Laya Yoga


Laya Yoga or The Yoga of Dissolution is described as the loss of the individual self or consciousness. The true essence returns to the source, were no concept of future, past or space remains. All idea of I-ness, subjectivity or objectivity departs.

HYP 10 Chapters: When the stage of Laya arises, all the mental resolutions are stopped, all the efforts are purified (cease to exist) which can only be experienced and cannot be grasped by mind or expressed in words.  

Laya Yoga or Kundalini Yoga is practiced through Tantric Yoga techniques such as Visualisation, Mudra, Bandha, Yantra and Meditation. Its worth pointing out here I am not describing Kundalini Yoga as taught by Yogi Bhajan, which he introduced in the late 60’s.

Laya Yoga
Laya Yoga


A sound and regular practice needs to be established to safely practice Laya Yoga. The body needs to be prepared through a strong Hatha Yoga practice that includes Shat Karmas such as, Bhastrika and Kaplabhati.  Siddhasana is the recommended seated posture, with the heel pressing into the Perineum stimulating Mula Bandha.

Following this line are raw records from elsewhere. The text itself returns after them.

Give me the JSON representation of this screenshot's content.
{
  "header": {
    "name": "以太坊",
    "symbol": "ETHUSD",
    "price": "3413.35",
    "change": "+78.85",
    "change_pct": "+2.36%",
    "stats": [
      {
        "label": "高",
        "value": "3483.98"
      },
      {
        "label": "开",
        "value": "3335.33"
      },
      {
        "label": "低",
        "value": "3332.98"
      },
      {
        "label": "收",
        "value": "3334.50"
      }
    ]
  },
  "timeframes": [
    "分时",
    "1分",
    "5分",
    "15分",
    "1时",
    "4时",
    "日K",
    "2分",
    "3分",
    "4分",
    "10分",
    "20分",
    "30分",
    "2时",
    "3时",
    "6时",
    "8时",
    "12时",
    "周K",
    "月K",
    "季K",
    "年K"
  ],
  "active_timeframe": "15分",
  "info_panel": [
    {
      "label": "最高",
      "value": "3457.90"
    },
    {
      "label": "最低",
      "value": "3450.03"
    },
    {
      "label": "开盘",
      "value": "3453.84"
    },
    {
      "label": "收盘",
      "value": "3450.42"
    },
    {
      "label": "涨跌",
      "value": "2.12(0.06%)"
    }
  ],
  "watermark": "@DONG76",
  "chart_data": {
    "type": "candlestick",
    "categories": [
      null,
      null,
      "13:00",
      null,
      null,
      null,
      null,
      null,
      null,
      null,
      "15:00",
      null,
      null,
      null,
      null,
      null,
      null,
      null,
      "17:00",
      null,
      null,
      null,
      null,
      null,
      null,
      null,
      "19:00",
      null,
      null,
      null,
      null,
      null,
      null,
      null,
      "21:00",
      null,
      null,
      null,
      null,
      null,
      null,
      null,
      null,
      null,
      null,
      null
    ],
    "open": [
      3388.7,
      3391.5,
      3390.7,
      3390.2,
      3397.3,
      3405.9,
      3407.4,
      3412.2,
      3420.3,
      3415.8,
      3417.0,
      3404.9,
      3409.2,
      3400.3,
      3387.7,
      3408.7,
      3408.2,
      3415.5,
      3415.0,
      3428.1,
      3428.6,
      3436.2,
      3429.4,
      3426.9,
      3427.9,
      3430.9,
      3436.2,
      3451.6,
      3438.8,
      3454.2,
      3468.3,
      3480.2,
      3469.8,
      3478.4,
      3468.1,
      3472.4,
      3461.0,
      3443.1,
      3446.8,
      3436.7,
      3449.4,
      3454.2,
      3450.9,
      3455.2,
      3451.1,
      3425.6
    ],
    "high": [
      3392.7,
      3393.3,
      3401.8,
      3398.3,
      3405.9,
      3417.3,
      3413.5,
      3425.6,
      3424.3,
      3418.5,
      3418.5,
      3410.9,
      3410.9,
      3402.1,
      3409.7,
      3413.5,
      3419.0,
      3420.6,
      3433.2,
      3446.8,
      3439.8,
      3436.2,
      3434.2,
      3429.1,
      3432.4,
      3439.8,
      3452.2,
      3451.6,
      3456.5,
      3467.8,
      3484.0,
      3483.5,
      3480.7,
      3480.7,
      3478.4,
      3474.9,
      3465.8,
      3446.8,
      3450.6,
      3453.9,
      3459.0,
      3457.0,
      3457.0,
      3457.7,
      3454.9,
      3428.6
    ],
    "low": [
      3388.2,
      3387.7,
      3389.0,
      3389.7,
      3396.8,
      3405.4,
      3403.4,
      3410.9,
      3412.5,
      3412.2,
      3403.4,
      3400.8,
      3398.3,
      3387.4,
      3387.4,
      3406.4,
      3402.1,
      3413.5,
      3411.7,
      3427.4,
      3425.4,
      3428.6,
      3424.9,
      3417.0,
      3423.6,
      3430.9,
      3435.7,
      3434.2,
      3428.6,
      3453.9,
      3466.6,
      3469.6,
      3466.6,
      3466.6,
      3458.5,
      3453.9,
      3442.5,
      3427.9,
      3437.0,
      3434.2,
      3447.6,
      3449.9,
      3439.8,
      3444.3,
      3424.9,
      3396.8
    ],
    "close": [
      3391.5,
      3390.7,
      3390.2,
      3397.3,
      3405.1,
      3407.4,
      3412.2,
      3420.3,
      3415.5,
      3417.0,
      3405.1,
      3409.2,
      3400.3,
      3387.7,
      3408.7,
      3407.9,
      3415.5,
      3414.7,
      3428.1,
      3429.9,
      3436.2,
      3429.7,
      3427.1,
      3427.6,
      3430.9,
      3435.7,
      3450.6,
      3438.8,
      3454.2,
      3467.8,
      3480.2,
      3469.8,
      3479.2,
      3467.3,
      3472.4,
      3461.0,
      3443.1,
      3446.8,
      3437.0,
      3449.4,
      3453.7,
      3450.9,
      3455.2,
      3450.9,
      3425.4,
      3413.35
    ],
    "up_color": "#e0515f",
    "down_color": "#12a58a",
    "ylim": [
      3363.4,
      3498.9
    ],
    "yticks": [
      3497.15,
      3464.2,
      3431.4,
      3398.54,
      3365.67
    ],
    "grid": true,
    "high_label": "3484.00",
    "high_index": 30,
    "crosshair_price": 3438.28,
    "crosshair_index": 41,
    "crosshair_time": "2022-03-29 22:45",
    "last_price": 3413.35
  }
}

In the correctly aligned seated posture the knees will drop below the front of the pelvis, the soles of the feet will face upwards, and the Pelvis will sit in a neutral position. The neutral position of the Pelvis will naturally induce Uddiyana Bandha and the spine will retain its neutral shape. With the palms of the hands also facing upwards, along with soles of the feet and a correctly aligned spine, induces Apana to turn upwards preventing drowsiness.

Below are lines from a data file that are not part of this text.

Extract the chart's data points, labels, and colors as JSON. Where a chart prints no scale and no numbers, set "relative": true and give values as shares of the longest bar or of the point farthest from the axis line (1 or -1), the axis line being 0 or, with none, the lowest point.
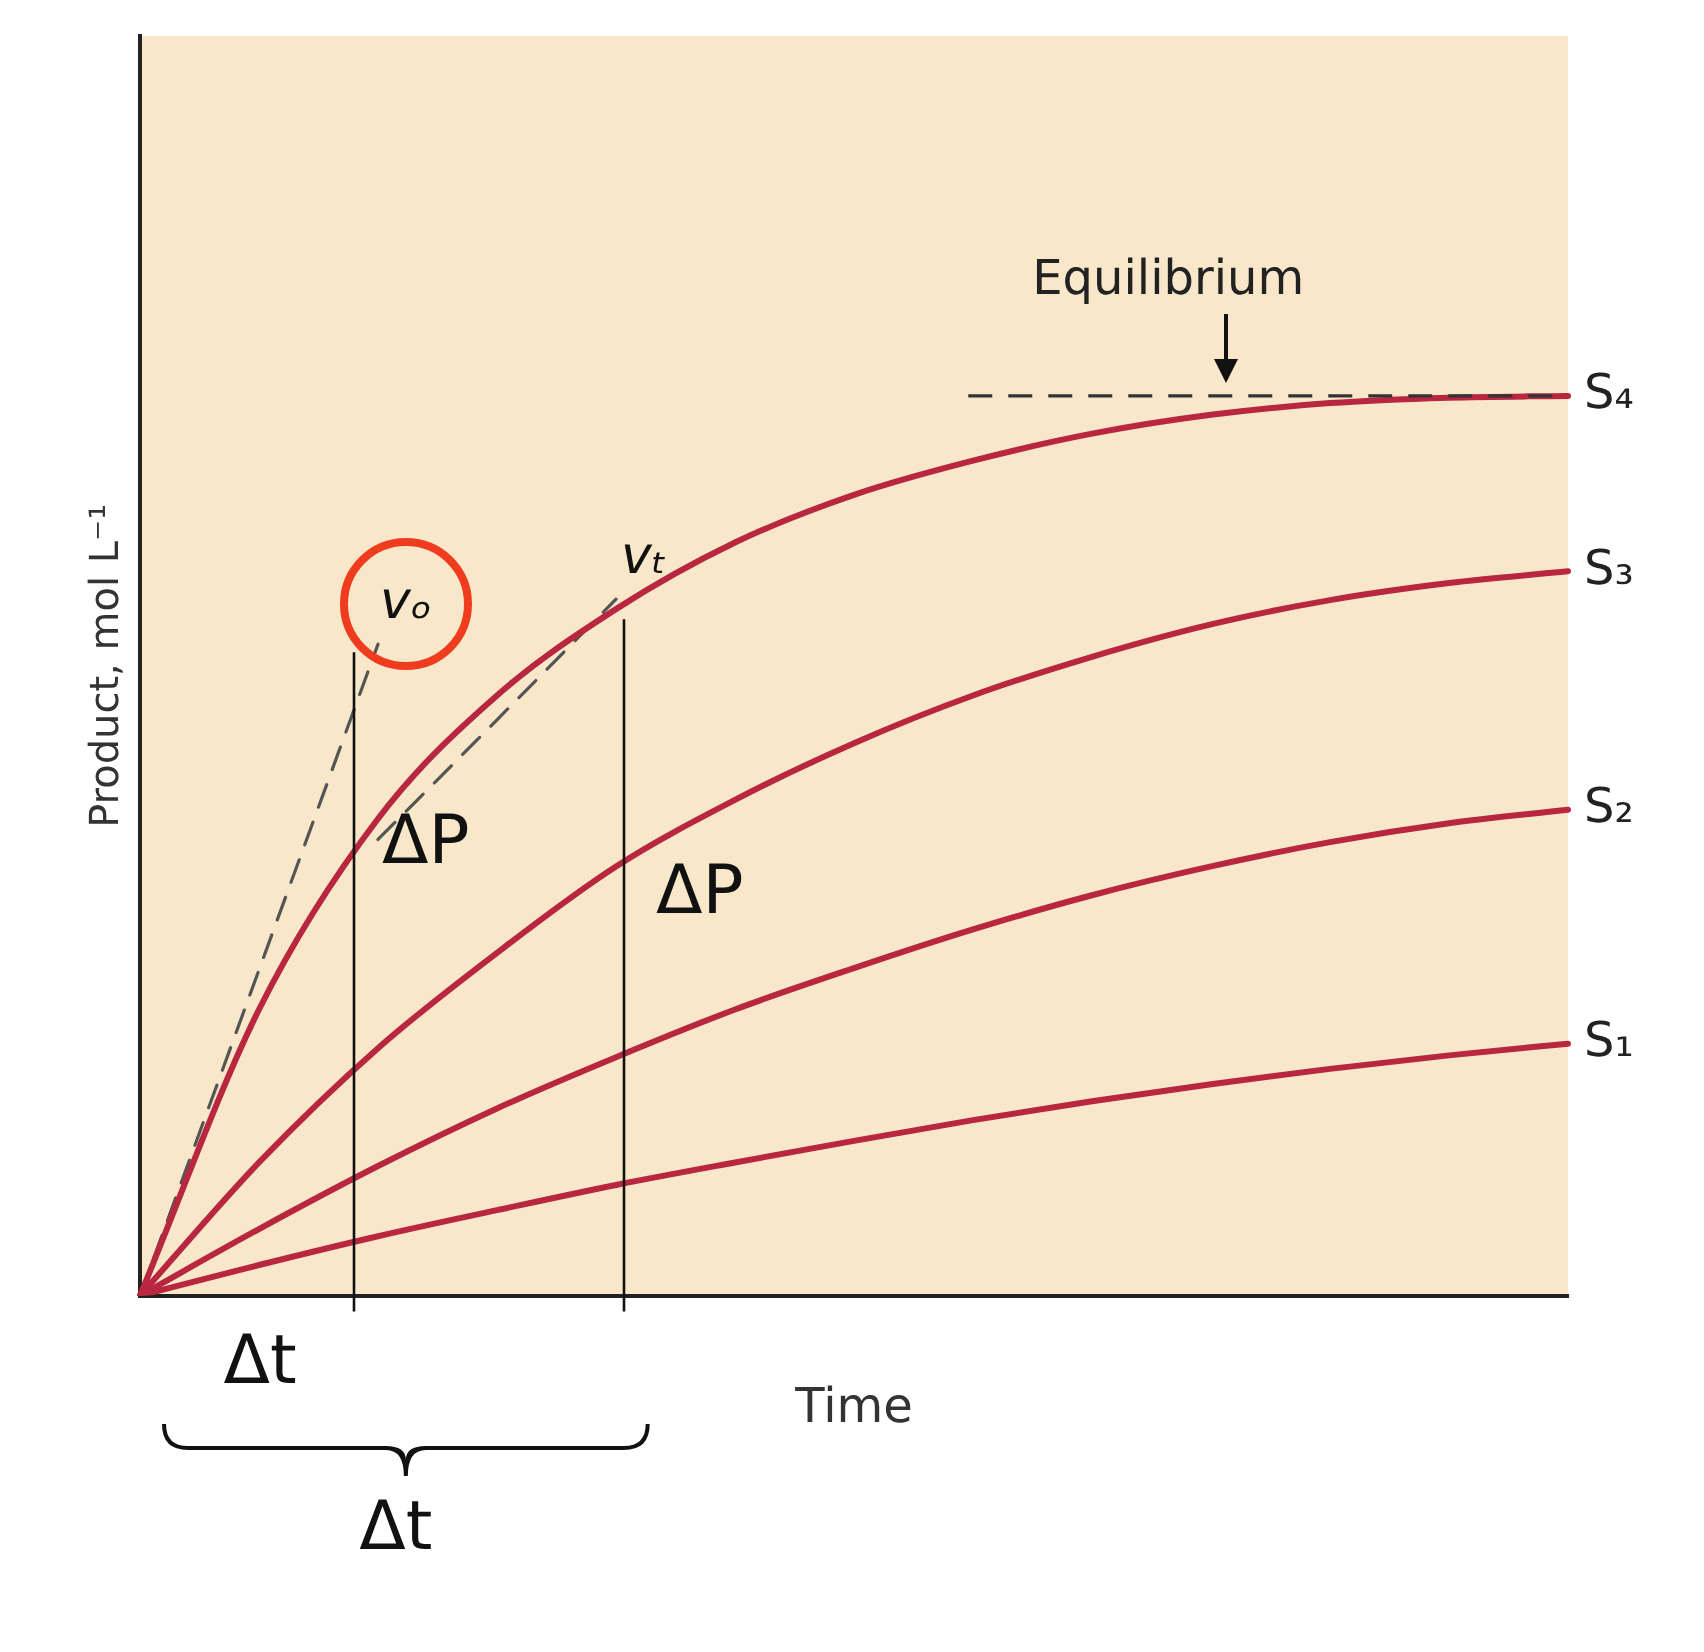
{
  "chart_data": {
    "type": "line",
    "relative": true,
    "xlabel": "Time",
    "ylabel": "Product, mol L⁻¹",
    "categories": [
      null,
      null,
      null,
      null,
      null,
      null,
      null,
      null,
      null,
      null,
      null,
      null,
      null
    ],
    "series": [
      {
        "name": "S₁",
        "color": "#b8263f",
        "values": [
          0,
          0.034,
          0.066,
          0.095,
          0.123,
          0.148,
          0.172,
          0.195,
          0.216,
          0.235,
          0.252,
          0.267,
          0.28
        ]
      },
      {
        "name": "S₂",
        "color": "#b8263f",
        "values": [
          0,
          0.074,
          0.144,
          0.208,
          0.265,
          0.318,
          0.364,
          0.407,
          0.445,
          0.477,
          0.504,
          0.525,
          0.54
        ]
      },
      {
        "name": "S₃",
        "color": "#b8263f",
        "values": [
          0,
          0.148,
          0.275,
          0.381,
          0.477,
          0.551,
          0.614,
          0.667,
          0.71,
          0.746,
          0.773,
          0.792,
          0.805
        ]
      },
      {
        "name": "S₄",
        "color": "#b8263f",
        "values": [
          0,
          0.318,
          0.53,
          0.667,
          0.763,
          0.837,
          0.89,
          0.928,
          0.958,
          0.979,
          0.992,
          0.998,
          1
        ]
      },
      {
        "color": "#555555",
        "line_style": "dashed",
        "values": [
          0,
          0.362,
          0.724,
          null,
          null,
          null,
          null,
          null,
          null,
          null,
          null,
          null,
          null
        ]
      },
      {
        "color": "#555555",
        "line_style": "dashed",
        "values": [
          null,
          null,
          0.507,
          0.64,
          0.774,
          null,
          null,
          null,
          null,
          null,
          null,
          null,
          null
        ]
      }
    ],
    "ref_lines": [
      {
        "axis": "y",
        "value": 1,
        "label": "Equilibrium",
        "color": "#333333",
        "line_style": "dashed"
      }
    ],
    "annotations": [
      "vₒ",
      "vₜ",
      "ΔP",
      "ΔP",
      "Δt",
      "Δt"
    ],
    "grid": false,
    "legend": false,
    "marker": "none",
    "line_style": "solid"
  }
}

The Hatha Yoga practices will cleanse and prepare the gross and subtle bodies for the practice of Pranayama.

HYP 10 Chapters: When exhalation and inhalation are stopped, objects are not perceived, no action is performed and there is no mind or expression, then this Laya, is established in the Yogi.   

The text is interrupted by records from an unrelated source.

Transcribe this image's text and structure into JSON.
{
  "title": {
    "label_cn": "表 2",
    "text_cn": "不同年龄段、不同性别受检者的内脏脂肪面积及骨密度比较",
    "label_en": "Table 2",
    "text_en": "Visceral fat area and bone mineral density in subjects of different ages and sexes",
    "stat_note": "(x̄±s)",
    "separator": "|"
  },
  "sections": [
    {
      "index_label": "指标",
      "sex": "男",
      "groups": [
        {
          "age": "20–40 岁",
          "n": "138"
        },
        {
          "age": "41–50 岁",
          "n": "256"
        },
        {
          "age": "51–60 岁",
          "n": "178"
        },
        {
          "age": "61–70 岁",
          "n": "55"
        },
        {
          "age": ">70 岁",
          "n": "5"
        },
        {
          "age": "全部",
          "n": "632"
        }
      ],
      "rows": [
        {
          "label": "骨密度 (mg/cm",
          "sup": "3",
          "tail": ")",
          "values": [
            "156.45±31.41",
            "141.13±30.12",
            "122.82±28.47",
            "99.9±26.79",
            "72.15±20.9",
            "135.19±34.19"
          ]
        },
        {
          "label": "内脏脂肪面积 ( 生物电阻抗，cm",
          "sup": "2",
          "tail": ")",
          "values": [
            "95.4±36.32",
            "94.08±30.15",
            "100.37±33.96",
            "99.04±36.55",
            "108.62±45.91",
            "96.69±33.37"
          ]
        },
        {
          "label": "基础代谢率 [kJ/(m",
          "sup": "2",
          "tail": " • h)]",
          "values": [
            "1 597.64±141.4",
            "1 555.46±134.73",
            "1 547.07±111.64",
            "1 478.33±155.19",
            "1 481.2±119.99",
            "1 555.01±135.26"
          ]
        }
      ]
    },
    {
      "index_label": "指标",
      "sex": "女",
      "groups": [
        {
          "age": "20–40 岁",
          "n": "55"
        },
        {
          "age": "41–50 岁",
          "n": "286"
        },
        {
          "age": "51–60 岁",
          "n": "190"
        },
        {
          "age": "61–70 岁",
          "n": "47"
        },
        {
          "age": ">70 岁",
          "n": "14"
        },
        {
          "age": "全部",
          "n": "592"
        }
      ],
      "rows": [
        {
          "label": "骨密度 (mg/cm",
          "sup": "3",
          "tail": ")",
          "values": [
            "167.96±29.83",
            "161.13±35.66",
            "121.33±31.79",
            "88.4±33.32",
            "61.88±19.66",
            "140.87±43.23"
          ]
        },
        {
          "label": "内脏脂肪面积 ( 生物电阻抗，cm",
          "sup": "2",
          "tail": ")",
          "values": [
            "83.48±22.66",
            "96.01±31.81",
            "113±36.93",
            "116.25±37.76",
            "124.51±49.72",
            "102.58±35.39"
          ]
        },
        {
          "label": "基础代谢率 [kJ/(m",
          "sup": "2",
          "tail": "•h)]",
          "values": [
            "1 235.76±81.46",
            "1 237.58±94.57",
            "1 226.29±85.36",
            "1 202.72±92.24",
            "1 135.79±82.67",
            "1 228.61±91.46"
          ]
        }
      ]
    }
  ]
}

Practicing Pranayama brings Prana under control, and as the mind is controlled by Prana the mind is brought under control. The Pranayama practice of Nadi Shodhana balances out the polar energies of Ida and Pingala, diffusing mental conflict. There are four phases to the Nadi Shodhana practice comprising of:

  • Inhalation (Puraka)
  • Exhalation (Rechaka)
  • Retention (Kumbhaka) which has two phases
  • Internal retention (Antar) *
  • External retention (Bahya) **

**During the external retention add: Jalandhara, uddiyana, Mula Bandha

*During the internal retention add only Jalandhara and mula Bandha

During the retention phase the mind is still, with no coming or going and the struggle to control the mind slips away leading to dissolution.

The Hatha Yoga Pradipika 10 Chapters gives advise on the outcome of Pranayama practices on the mind, as below.

HYP 10 Chapters: Laya may be the state of liberation or may not be so, as others would opine (suggest) But Laya (state of Moksa) takes place when Manas and Prana are merged in Nada (sound)


Sit in Siddhasana and begin to Visualise the Chakras beginning with Ajna Chakra, before moving down to Muladhara Chakra. Ajna Chakra is the centre for higher thinking and values, along with inner vision and intuition. It would seem natural to begin with Muladhara Chakra, and ascend, but it is warned that if we begin with Muladhara Chakra, we risk identifying with our base instincts, and get lost. Starting with Ajna Chakra, it Is said helps keep in mind our higher purpose.